The United States Judicial Panel on Multidistrict Litigation has ordered that multiple lawsuits filed against Evenflo Company Inc. be consolidated to promote “just and efficient conduct.”
The new multidistrict litigation (MDL) seeks to centralize at least 28 pending and potentially-related lawsuits that claim Evenflo deceptively marketed its “Big Kid” booster seats and put young children at an increased risk of injury in the event of a collision.
According to a Transfer Order from the United State Panel on Multidistrict Litigation, plaintiffs allege that Evenflo misled consumers when it claimed in advertising and on product packaging that its “Big Kid” booster seats were “side impact tested” and exceeded governmental standards.

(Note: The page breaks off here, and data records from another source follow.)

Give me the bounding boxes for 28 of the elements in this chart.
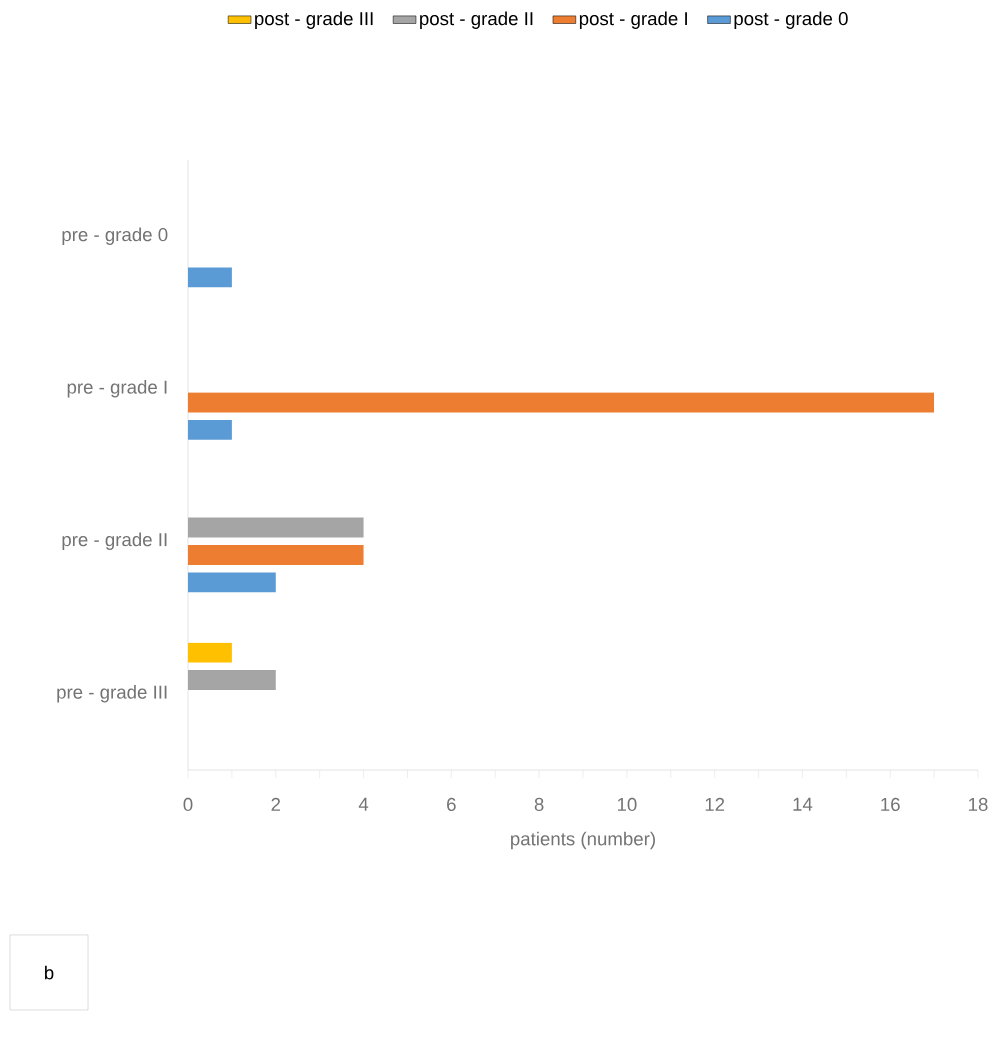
- x-tick-label: 18: [969, 797, 988, 812]
- x-tick-label: 14: [793, 797, 813, 811]
- x-tick-label: 2: [271, 797, 281, 811]
- x-tick-label: 6: [447, 797, 456, 812]
- y-tick-label: pre - grade 0: [62, 227, 168, 245]
- y-tick-label: pre - grade II: [62, 532, 167, 550]
- bar: [188, 642, 233, 663]
- x-tick-label: 10: [618, 797, 637, 812]
- x-tick-label: 4: [358, 797, 369, 811]
- legend-label: post - grade III: [255, 11, 373, 29]
- legend-label: post - grade 0: [734, 11, 848, 29]
- bar: [188, 267, 233, 288]
- x-tick-label: 12: [705, 797, 725, 811]
- y-tick-label: pre - grade III: [57, 685, 167, 703]
- text: b: [45, 965, 54, 980]
- bar: [188, 670, 276, 690]
- x-axis-title: patients (number): [511, 831, 656, 850]
- x-tick-label: 16: [881, 797, 900, 812]
- legend-label: post - grade II: [420, 11, 533, 29]
- y-tick-label: pre - grade I: [67, 380, 167, 398]
- bar: [188, 517, 364, 538]
- bar: [188, 572, 276, 593]
- legend-label: post - grade I: [580, 11, 688, 29]
- bar: [188, 545, 364, 565]
- x-tick-label: 8: [534, 797, 544, 812]
- bar: [188, 392, 935, 413]
- x-tick-label: 0: [183, 797, 193, 812]
- bar: [188, 420, 233, 440]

The merits of Evenflo’s side-impact tests have been the topic of previous controversy.
According to an investigative report by ProPublica, Evenflo’s website informed parents that its side-impact tests were rigorous and meant to simulate realistic side-impact crashes. However, years of test videos obtained by ProPublica tells a different story.
In these videos, child-sized crash dummies are shown contoring and being thrown far outside of their should belts as impact occurs. One of Evenflo’s own top booster seat engineers stated during deposition that any real child exposed to the movement and force shown in the crash test videos could suffer catastrophic head, neck, and spine injures or death.
While Evenflo gave the seats passing grades, ProPublica noted that the company’s test bar was so low, “the only way to fail was if the child-sized dummy ended up on the floor or the booster itself broke into pieces.”
It is important to note that there is currently no standardized test for booster seats and child seats when it comes to side-impact collisions, and there fore no real government standard to exceed.
Nearly 20 years ago, Congress passed a law that required the National Highway Traffic Safety Administration (NHTSA) to implement new rules That would minimize children’s head injuries in the event of a side-impact collision; however, these new rules were never actually enacted.
To date, car seats and booster seats only need to pass test that simulate head-on collisions.
To make matters worse, Plaintiff’s also allege that Evenflo failed to inform consumers that “Big Kid” booster seats were dangerous for children weighing less than 40 pounds. By Evenflo’s own internal records, the safety of the booster seats was a topic of discussion as far back as 2012.
In an email to one of the company’s high-ranking executives, Evenflo safety engineer Eric Dahle recommended that the company stop selling booster seats to children who weigh less than 40 pounds. In his email, Dahle cited government research suggesting children under 40 pounds are safer in car seats that use harnesses. Dahle also noted that the change would match Canadian regulation and would better align with recommendations from the American Academy of Pediatrics.
The executive ultimately “vetoed” Dahle’s recommendation, according to internal records obtained by ProPublica.
When the subject came up again later that year, the same executive, who had been promoted to vice president of marketing a product development, responded in an email with “Why are we even talking about this?”
ProPublica sites several instances in which children suffered catastrophic injury while riding in “Big Kid” booster seats.
In one instance, a 5-year-old girl weighing 37 pounds suffered internal decapitation resulting in paralysis during a side-impact collision while riding in a “Big Kid” booster. This girl’s father said he had purchased the seat because of the number of times it mentioned “safety” on the box.
In the years before that accident, Evenflo had been sued two times for injuries linked to their Big Kid booster seats – one involving a traumatic brain injury and the other involving another internal decapitation.
All three cases were settled out of court.
In 2006, a four-year old boy suffered a traumatic brain injury resulting in another lawsuit. In the suit, the plaintiff’s argued that Evenflo should not have marketed the seat for a child of his size – 36 pounds.
Evenflo agreed that the boy was properly strapped into his booster seat and, once again, reached a confidential settlement.